Prisoners of Incest [electronic resource]

This heart-wrenching documentary is actually a dramatized reconstruction of a therapy session that took place at London's famous Great Ormond Street Hospital for children. In this re-creation, actors are among those who perform in an encounter session of the type pioneered at the hospital. A family of five is reacquainted with the father after a lapse of two and a half years to enter into a discussion of the incest that occurred between the man and his daughter. The team of psychologists who introduced this pioneering type of treatment play themselves.
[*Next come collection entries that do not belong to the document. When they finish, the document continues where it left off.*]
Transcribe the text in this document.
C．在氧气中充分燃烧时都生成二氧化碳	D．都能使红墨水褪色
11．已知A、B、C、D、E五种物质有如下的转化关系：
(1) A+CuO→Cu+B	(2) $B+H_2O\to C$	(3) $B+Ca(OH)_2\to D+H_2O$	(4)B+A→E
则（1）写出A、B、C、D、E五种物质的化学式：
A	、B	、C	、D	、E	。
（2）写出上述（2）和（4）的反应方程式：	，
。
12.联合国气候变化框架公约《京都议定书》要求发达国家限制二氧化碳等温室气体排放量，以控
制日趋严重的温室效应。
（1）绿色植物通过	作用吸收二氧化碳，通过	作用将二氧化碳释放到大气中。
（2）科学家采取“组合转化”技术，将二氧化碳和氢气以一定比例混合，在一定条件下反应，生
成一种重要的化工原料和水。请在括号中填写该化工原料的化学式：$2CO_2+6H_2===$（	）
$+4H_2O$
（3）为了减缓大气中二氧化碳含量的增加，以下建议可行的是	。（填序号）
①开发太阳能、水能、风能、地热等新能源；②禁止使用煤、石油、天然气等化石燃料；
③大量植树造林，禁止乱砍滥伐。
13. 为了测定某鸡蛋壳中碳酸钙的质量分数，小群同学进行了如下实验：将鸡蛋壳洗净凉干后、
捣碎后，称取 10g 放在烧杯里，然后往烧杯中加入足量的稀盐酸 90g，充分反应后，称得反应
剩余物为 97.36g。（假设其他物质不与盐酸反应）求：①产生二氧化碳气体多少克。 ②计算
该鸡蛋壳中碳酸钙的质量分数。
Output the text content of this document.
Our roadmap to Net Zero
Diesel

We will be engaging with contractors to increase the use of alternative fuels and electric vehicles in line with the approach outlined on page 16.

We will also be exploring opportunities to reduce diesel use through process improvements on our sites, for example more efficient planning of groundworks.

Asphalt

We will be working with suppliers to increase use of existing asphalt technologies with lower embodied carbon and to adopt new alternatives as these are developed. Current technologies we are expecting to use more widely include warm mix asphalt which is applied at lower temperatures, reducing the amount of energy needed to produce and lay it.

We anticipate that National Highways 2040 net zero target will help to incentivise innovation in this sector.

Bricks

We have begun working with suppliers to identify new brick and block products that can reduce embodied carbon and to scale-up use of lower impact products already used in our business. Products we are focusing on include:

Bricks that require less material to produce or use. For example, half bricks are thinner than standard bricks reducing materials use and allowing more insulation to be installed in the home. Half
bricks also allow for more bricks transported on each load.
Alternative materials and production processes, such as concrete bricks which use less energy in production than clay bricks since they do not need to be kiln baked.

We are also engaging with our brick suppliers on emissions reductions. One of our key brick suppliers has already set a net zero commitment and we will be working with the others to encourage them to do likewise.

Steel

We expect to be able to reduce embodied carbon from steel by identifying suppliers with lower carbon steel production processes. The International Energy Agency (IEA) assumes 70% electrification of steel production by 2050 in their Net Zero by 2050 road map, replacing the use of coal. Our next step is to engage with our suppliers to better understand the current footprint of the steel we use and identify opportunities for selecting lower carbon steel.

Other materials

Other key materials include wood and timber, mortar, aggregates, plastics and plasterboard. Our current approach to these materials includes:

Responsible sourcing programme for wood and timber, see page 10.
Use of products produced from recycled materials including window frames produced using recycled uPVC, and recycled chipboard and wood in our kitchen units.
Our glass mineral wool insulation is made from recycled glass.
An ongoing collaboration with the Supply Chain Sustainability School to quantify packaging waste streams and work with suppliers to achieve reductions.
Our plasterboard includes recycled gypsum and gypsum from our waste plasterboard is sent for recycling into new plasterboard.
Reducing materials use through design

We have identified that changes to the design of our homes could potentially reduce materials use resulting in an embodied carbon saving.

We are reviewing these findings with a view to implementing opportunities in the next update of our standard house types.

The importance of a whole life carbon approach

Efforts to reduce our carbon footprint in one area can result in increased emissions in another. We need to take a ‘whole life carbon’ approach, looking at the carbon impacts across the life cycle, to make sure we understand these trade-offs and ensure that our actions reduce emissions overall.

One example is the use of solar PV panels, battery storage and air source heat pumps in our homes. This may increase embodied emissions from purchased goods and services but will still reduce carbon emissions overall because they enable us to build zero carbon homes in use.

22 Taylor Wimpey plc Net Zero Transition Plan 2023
Night-Night [electronic resource]: The Trouble With Sleep

This episode focuses on children's sleep problems. Thirteen-year-old Katy Yates has been sleepwalking all her life. She has walked into the front garden, wandered around the house, and stolen her sister's pillows from under her head. Eleven-year-old Daniel Morgan starts banging his head as soon as he goes to sleep. Do sleep specialists have any suggestions? Every night six-year-old Holly Lentle wakes up screaming with night terrors. Unlike nightmares, her night terrors are not remembered the next morning. Four-year-old Eden Hensher takes an hour to get to sleep and then an hour later climbs into her parents' bed. The Hensher family visits a child psychologist and tries a new sleep routine-with surprising results.

Bullying [electronic resource]: Grades 6-8

Whether it's physical or verbal, bullying can be both physically and emotionally harmful, as well as life-threatening if not dealt with in a timely manner. Most people have been victims of bullying or know others who have been. This engaging two-part video set introduces the topic of bullying and offers bullying-prevention strategies using age-appropriate language and grade-specific concepts for middle school students. In the first program, students share heartbreaking stories of real-life encounters with bullies. Also included is a video for adults that describes what bullying is and how bullying prevention works.